Je vous invite à regarder la modalité avec laquelle le Pape s’est mis au milieu de nous et à reprendre continuellement ce qu’il nous a dit, en étant attentifs à “comment” il nous l’a dit. Je veux souligner trois points :

1) Une reconnaissance de l’origine personnelle du charisme : « Par l’intermédiaire du père Giussani, l’Esprit Saint a suscité dans l’Église un mouvement, le vôtre, pour témoigner de la beauté d’être chrétien, tandis que l’opinion qui se répandait à l’époque considérait que le christianisme rendait la vie fatigante et pesante. » Cela s’est produit en premier lieu chez le père Giussani, blessé par le désir de la Beauté.
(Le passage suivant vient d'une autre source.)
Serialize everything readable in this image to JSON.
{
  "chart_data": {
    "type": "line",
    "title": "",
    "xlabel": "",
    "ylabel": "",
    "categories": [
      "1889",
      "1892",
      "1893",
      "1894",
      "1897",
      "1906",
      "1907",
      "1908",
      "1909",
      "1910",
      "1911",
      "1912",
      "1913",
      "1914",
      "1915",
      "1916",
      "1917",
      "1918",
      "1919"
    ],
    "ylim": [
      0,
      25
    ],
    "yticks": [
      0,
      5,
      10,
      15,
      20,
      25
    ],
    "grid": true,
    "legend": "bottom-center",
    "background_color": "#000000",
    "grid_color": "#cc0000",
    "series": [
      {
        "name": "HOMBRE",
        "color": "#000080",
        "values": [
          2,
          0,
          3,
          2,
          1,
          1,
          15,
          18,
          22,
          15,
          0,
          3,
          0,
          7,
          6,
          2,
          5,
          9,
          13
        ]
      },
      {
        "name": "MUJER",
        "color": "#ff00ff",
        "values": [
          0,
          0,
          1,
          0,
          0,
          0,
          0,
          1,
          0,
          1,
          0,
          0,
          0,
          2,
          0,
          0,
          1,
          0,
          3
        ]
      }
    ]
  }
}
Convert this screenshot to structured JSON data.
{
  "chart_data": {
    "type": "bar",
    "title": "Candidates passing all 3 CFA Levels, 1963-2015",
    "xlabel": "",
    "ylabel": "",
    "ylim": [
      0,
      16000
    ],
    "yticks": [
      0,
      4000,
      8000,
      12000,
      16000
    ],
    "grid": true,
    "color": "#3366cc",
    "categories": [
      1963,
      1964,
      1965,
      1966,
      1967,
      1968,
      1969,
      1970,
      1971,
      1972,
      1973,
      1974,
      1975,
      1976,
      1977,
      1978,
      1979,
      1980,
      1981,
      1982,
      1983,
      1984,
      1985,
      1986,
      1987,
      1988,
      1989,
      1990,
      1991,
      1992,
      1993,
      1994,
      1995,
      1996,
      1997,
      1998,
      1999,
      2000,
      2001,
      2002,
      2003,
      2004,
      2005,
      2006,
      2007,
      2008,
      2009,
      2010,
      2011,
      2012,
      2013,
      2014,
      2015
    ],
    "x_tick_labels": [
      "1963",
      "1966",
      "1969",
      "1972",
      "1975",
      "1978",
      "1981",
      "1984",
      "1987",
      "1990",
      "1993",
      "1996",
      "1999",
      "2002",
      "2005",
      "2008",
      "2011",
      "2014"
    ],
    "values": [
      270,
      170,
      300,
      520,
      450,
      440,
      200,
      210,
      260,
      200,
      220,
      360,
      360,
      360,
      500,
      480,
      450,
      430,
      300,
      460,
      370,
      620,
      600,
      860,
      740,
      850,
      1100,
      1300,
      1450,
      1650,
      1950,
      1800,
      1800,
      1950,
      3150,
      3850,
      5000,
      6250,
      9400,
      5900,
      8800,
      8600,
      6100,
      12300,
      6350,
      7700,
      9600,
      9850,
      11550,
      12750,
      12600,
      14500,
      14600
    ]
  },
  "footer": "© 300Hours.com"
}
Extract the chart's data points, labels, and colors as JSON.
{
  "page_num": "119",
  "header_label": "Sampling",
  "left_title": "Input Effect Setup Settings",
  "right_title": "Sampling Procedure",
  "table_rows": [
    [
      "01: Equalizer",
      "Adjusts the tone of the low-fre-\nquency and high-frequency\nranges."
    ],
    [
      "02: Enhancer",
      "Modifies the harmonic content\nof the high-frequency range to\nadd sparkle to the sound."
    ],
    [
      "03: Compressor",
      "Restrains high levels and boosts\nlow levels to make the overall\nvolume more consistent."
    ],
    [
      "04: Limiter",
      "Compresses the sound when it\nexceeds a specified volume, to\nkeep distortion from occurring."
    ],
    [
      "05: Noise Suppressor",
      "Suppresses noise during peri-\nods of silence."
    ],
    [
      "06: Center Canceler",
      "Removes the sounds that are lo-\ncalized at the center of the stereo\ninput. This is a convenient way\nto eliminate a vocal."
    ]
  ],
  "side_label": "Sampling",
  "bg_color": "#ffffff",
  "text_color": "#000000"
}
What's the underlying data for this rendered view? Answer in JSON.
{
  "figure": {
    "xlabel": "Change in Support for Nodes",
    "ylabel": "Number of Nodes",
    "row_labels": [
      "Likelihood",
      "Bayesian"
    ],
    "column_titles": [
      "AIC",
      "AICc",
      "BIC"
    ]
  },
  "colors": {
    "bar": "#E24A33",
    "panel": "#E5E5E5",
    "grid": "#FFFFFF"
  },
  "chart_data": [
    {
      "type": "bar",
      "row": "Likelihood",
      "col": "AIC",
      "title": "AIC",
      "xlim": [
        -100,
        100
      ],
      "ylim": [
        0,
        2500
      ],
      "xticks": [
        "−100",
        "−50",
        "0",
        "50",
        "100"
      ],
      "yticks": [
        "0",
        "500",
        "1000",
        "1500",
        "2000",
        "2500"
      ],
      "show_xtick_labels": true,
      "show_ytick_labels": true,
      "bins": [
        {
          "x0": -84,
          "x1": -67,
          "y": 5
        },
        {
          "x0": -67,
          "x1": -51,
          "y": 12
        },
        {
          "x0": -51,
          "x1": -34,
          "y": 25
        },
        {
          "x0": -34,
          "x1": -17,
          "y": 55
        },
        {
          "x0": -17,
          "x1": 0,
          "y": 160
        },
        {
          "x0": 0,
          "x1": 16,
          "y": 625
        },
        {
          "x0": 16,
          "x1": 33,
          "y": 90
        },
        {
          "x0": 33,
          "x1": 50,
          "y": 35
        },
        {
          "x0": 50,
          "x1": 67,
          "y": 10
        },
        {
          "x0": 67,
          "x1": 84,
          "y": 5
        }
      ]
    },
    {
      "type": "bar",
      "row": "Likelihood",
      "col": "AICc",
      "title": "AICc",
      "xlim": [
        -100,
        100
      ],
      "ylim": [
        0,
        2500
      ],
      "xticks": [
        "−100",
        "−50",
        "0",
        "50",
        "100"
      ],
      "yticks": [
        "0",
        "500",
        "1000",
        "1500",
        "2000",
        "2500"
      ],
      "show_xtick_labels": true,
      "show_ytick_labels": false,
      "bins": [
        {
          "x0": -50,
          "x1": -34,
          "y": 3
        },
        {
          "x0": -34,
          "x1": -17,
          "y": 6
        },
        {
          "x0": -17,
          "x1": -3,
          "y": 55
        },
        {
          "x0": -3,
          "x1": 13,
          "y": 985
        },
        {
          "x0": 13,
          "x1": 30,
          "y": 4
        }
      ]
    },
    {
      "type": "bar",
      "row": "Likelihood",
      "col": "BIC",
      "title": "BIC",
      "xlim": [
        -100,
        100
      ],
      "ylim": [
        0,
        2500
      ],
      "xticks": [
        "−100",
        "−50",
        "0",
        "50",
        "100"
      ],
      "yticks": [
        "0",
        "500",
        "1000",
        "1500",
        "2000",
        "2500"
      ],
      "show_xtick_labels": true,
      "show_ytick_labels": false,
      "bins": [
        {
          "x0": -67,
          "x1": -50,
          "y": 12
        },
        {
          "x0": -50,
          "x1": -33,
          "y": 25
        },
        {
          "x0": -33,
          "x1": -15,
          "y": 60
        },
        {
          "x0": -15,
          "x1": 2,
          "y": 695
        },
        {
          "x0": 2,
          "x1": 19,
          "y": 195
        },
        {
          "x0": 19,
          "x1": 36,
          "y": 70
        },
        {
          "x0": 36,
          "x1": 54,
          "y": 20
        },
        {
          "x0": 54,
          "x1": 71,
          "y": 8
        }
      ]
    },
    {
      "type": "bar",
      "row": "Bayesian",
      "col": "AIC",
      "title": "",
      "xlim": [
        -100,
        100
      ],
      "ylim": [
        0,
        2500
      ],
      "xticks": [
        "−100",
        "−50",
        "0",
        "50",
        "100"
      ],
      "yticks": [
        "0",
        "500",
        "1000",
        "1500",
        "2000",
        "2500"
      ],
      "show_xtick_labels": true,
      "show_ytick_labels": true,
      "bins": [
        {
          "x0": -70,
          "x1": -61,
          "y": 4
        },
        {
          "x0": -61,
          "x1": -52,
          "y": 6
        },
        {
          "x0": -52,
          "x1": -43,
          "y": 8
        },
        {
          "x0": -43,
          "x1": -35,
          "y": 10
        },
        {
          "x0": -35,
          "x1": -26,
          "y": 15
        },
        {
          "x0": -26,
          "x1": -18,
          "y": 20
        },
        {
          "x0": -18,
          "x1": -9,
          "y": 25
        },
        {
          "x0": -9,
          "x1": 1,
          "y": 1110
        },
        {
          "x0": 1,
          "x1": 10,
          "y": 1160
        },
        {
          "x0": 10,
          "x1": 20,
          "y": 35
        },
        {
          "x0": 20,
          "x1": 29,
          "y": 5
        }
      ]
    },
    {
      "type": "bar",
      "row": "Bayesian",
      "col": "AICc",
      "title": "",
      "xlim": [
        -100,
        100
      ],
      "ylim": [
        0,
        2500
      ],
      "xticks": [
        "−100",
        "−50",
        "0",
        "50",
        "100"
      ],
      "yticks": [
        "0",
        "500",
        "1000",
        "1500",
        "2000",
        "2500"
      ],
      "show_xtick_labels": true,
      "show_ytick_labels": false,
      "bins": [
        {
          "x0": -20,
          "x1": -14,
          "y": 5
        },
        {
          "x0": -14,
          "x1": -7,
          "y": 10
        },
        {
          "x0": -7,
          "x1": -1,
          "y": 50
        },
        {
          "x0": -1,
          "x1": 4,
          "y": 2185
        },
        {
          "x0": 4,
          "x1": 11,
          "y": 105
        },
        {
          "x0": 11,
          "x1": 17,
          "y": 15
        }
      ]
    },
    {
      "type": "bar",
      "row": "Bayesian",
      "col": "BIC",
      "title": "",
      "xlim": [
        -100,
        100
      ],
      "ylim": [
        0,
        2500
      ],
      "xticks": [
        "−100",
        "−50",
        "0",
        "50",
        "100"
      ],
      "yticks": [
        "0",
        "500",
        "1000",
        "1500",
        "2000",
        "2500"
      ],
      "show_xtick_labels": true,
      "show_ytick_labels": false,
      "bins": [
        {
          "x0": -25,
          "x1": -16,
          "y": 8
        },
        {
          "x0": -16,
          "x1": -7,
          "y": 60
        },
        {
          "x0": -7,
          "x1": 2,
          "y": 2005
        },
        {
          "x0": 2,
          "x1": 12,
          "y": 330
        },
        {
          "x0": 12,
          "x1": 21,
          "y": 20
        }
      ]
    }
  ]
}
Son expérience est devenue méthode : « reproposer de manière fascinante (…) l’événement chrétien » ;

2) Une confirmation de la permanence du charisme dans l’expérience du mouvement. « L’événement qui a changé la vie du fondateur a aussi “blessé” celle de ses très nombreux fils spirituels ». C’est pour cette raison que Communion et Libération, « expérience communautaire de la foi née (…) d’une rencontre renouvelée avec le Christ (…), se présente aujourd’hui encore comme une possibilité de vivre de manière profonde et actuelle la foi chrétienne ». La continuité est témoignée par le changement qu’opère en nous ce même événement qui a changé le père Giussani ;

3) Un nouvel envoi en mission : « “Allez dans le monde entier porter la vérité, la beauté et la paix que l’on rencontre en Jésus Christ Rédempteur”. Aujourd’hui, je vous invite à continuer sur cette route ». Pour accomplir cette tâche, le Saint-Père nous a donné une précieuse indication sur la méthode : cela ne sera possible qu’« avec une foi profonde, personnelle et solidement enracinée dans le Corps du Christ vivant, l’Église, qui garantit la contemporanéité de Jésus avec nous ». C’est une invitation à poursuivre un chemin éducatif pour atteindre ainsi une foi profonde et personnelle, « avec une fidélité totale et en communion avec le Successeur de Pierre et avec les pasteurs », et pour vivre dans la réalité « avec une spontanéité et une liberté qui permettent de nouvelles et prophétiques réalisations apostoliques et missionnaires ». C’est ainsi que, par notre charisme, nous pouvons collaborer avec nos pasteurs « à rendre présents le mystère et l’œuvre salvatrice du Christ dans le monde ».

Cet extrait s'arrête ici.